Quando se desenvolve um software, seja startup, empresa de tecnologia ou mesmo projeto interno, surge a pergunta: é preciso registrá-lo para estar protegido? A resposta, no Brasil, exige ponderação. A seguir, apresento os fundamentos jurídicos, as vantagens e os cuidados que devem orientar essa decisão.
Fundamento legal e natureza da proteção
O programa de computador é obra intelectual cujo direito autoral se aplica. A Lei nº 9.609/98 (“Lei do Software”) estabelece que o software é protegido como obra literária, desde que original e fixado em meio tangível. Simultaneamente, a Lei nº 9.610/98 (Lei de Direitos Autorais) incide sobre programas de computador, com previsão de vigência de 50 anos a partir de 1º de janeiro do ano subsequente à publicação ou, se não publicada, da criação.
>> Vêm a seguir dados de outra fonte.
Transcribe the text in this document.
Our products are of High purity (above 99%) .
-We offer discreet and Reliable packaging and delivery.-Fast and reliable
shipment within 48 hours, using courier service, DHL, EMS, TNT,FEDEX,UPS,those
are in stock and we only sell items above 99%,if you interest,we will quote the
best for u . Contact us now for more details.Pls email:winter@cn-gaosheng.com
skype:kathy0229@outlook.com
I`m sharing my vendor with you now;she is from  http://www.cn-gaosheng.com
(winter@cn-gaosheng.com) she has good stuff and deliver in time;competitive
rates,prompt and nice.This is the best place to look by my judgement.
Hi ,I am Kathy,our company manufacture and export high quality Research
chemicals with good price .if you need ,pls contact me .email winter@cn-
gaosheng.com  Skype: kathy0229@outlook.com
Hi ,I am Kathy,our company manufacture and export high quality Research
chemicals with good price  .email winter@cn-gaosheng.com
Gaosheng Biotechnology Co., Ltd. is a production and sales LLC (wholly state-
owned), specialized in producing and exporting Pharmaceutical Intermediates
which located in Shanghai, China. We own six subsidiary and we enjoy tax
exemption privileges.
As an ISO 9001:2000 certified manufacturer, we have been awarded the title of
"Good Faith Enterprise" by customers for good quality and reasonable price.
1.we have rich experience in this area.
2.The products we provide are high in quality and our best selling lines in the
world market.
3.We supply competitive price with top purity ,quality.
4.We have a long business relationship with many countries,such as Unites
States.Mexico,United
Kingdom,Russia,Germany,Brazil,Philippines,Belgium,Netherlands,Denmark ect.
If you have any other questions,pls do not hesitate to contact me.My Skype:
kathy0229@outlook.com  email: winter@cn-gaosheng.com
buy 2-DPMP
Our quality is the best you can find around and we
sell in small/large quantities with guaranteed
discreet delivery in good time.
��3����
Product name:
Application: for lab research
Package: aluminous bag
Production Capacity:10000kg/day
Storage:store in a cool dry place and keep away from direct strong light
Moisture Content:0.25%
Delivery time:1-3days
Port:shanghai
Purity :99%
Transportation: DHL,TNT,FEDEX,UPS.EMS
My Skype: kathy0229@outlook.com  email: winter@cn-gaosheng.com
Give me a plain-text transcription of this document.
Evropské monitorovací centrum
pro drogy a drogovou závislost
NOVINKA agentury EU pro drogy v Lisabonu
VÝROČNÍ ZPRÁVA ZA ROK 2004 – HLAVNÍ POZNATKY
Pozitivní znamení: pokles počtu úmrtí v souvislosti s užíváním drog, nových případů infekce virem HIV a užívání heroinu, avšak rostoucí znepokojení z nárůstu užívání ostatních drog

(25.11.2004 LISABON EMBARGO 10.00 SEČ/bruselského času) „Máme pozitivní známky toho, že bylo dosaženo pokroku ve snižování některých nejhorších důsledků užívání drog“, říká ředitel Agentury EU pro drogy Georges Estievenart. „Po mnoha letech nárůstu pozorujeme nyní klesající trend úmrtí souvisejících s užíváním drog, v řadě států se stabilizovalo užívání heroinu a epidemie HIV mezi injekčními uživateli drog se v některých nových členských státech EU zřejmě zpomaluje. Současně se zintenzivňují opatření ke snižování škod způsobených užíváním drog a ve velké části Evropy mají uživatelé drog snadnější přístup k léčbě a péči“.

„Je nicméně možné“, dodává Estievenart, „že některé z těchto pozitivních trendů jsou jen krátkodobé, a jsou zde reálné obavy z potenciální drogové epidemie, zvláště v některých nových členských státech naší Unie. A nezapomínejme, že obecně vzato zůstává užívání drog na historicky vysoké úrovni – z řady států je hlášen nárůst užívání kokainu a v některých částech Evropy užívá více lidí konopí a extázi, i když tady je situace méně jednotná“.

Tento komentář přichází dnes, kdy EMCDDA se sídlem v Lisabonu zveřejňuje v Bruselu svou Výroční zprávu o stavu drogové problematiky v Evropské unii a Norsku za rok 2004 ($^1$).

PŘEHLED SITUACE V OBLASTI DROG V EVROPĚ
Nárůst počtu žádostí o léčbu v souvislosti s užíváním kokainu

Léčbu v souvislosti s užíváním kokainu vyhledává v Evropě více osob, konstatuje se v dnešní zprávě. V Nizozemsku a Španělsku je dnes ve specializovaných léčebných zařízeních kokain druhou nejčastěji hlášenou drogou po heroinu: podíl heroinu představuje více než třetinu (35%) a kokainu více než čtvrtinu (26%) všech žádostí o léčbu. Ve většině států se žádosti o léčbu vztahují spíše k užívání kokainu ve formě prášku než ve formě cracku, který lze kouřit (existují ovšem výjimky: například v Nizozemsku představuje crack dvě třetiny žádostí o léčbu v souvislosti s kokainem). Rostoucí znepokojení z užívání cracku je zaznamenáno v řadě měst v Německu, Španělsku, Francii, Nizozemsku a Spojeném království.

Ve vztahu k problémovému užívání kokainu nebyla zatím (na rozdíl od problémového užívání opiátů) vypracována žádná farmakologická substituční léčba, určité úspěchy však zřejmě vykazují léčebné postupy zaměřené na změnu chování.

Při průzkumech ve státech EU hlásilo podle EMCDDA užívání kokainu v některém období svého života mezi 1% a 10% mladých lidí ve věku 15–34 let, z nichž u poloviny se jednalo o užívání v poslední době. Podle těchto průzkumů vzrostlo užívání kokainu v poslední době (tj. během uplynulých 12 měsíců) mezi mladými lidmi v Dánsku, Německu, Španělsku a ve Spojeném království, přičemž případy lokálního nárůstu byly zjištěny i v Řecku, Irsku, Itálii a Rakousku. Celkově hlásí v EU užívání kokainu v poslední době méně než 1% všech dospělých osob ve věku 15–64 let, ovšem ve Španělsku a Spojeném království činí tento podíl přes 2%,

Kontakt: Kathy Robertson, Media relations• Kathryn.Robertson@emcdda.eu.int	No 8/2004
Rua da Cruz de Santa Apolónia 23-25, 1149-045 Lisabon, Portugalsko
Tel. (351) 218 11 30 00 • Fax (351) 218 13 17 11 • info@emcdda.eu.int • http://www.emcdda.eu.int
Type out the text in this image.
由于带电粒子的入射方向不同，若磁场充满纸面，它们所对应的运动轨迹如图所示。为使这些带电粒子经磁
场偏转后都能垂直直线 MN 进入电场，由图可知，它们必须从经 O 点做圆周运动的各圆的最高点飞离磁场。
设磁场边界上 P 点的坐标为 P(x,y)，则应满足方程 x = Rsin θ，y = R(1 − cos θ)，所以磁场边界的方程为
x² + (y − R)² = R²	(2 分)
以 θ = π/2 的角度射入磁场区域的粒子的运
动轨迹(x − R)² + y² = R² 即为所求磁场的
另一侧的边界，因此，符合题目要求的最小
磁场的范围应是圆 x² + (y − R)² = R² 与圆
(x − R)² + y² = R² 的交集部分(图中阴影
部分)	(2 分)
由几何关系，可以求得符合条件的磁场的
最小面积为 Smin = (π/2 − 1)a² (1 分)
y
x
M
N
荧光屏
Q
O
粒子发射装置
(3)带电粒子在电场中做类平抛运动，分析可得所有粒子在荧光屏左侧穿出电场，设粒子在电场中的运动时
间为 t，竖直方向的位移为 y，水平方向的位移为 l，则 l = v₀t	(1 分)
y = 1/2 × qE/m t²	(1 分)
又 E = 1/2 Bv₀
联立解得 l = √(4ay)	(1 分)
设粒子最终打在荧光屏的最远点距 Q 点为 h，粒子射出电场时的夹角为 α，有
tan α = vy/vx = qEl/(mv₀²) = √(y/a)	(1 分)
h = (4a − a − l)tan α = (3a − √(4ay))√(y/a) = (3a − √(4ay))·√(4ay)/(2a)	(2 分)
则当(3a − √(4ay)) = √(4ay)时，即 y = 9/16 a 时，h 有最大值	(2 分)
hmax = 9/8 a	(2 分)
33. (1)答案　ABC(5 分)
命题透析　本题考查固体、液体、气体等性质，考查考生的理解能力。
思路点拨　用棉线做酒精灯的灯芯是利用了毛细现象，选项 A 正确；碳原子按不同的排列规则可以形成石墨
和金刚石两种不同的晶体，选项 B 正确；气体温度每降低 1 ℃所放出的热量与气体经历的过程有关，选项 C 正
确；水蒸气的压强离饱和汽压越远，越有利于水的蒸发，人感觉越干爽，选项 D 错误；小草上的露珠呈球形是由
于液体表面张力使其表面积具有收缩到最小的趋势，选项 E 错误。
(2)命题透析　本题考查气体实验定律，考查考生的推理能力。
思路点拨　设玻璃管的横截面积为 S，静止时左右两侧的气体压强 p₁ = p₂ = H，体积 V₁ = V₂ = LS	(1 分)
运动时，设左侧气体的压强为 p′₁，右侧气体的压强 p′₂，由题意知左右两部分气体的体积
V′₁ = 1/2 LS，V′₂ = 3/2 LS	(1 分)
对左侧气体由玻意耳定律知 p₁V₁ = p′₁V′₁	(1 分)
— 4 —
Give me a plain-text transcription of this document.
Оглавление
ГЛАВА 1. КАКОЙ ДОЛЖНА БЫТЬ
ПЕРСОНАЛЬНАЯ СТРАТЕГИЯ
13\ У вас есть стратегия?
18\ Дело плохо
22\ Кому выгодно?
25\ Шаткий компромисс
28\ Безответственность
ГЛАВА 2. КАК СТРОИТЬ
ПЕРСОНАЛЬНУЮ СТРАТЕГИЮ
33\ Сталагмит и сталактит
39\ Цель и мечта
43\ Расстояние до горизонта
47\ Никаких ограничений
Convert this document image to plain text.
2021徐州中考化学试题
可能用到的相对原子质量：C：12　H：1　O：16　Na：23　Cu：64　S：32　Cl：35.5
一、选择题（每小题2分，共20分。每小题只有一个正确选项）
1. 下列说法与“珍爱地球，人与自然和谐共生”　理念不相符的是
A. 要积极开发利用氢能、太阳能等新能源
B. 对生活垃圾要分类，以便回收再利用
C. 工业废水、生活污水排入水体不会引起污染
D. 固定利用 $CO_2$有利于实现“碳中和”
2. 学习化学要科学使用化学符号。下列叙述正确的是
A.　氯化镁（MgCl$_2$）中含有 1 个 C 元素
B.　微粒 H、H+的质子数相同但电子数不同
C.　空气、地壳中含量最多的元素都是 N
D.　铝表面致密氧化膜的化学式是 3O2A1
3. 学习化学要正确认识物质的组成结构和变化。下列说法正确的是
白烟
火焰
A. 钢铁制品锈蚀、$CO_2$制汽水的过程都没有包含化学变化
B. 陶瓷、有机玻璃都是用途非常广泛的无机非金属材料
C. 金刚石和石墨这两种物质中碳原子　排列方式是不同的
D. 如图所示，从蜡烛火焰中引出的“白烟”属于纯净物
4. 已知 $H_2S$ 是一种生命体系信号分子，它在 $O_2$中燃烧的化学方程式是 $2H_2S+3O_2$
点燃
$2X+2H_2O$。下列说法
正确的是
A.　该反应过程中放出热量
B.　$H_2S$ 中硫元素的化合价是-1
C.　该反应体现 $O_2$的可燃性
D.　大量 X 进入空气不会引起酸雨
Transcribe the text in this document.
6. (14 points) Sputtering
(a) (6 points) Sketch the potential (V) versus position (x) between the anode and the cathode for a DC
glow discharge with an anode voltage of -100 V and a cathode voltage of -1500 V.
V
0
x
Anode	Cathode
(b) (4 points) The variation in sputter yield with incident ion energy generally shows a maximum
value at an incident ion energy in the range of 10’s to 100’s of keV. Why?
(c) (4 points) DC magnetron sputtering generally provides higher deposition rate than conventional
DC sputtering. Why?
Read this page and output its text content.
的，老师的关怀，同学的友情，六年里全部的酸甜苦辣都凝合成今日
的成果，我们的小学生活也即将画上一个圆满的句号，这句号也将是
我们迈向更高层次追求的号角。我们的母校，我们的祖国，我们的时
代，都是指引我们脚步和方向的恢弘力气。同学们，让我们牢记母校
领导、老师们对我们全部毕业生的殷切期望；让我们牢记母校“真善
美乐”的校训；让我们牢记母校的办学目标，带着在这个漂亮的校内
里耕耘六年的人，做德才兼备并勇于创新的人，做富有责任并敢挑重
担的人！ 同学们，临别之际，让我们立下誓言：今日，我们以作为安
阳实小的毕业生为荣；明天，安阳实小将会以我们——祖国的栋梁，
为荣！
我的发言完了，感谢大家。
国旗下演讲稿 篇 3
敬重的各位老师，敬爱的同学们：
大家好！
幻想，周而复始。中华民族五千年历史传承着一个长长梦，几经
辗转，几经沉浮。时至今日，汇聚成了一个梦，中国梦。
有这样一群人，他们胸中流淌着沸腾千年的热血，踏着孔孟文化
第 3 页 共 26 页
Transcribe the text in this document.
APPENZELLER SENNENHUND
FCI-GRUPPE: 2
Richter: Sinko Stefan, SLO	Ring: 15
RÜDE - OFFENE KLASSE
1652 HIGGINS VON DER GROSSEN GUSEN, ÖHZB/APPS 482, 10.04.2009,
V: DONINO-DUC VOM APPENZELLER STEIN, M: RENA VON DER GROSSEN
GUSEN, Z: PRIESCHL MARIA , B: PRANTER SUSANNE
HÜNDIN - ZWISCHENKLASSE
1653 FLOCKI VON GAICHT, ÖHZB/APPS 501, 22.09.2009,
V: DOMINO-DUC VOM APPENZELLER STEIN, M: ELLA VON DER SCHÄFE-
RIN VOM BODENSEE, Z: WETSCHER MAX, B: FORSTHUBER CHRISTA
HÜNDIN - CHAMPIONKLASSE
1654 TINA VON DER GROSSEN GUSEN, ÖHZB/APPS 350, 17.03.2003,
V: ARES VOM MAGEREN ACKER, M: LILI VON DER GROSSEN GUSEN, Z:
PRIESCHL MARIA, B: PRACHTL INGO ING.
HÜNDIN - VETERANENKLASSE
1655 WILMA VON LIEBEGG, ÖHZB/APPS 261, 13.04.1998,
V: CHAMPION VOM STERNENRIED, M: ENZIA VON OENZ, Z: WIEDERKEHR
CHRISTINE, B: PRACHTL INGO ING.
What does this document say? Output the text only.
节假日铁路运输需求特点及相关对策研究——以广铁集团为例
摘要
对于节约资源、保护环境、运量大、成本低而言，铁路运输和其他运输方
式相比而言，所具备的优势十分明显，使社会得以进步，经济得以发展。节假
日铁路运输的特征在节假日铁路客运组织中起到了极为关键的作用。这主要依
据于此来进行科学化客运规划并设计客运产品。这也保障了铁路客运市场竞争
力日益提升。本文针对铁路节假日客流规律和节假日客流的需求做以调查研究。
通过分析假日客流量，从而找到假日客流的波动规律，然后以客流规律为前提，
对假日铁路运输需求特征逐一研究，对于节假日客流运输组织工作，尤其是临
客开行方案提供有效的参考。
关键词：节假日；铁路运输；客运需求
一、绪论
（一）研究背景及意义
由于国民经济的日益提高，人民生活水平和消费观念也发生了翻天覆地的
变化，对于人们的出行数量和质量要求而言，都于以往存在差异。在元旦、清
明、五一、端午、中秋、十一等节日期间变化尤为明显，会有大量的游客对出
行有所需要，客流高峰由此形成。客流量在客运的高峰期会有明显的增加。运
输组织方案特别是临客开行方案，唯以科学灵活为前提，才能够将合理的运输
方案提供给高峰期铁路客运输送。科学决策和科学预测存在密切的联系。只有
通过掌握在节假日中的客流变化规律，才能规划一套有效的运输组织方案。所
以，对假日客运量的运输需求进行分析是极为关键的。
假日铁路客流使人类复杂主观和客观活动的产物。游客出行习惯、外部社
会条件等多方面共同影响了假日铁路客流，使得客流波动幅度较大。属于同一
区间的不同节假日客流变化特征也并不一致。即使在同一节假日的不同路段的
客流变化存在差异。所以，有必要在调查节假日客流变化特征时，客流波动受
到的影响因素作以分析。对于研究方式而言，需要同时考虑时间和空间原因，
Importante: o direito autoral nasce automaticamente com a criação da obra, ou seja, não exige registro para existir. Contudo, o registro formalizado junto à Instituto Nacional da Propriedade Industrial (INPI), por meio do serviço “registro de programa de computador”, é recomendado em alguns casos.
O que significa registrar no INPI
O registro no INPI, via sistema “e-Software”, visa registrar uma versão do código-fonte (por meio de seu resumo digital – hash) e associar formalmente autoria e titularidade ao requerente. A validade do certificado advindo desse procedimento é de 50 anos, contados a partir de 1º de janeiro do ano subsequente à criação ou publicação.
Porém, atenção: mesmo sem esse registro, os direitos autorais já existem. O registro fortalece a prova de titularidade, facilita licenciamento, contratos e eventual litígio.
Vantagens de proceder ao registro
- Facilita comprovação de autoria e data: em disputas judiciais, ter o certificado do INPI ou o depósito formalizado ajuda a demonstrar titularidade e cronologia.
- Credibilidade mercadológica: para startups ou empresas que buscam investimento, parceiros ou licenciamento, ter registro mostra diligência em propriedade intelectual.
- Maior segurança contratual: contratos de licença ou cessão de software ficam mais robustos quando a autoria está formalmente registrada, reduzindo risco de litígio.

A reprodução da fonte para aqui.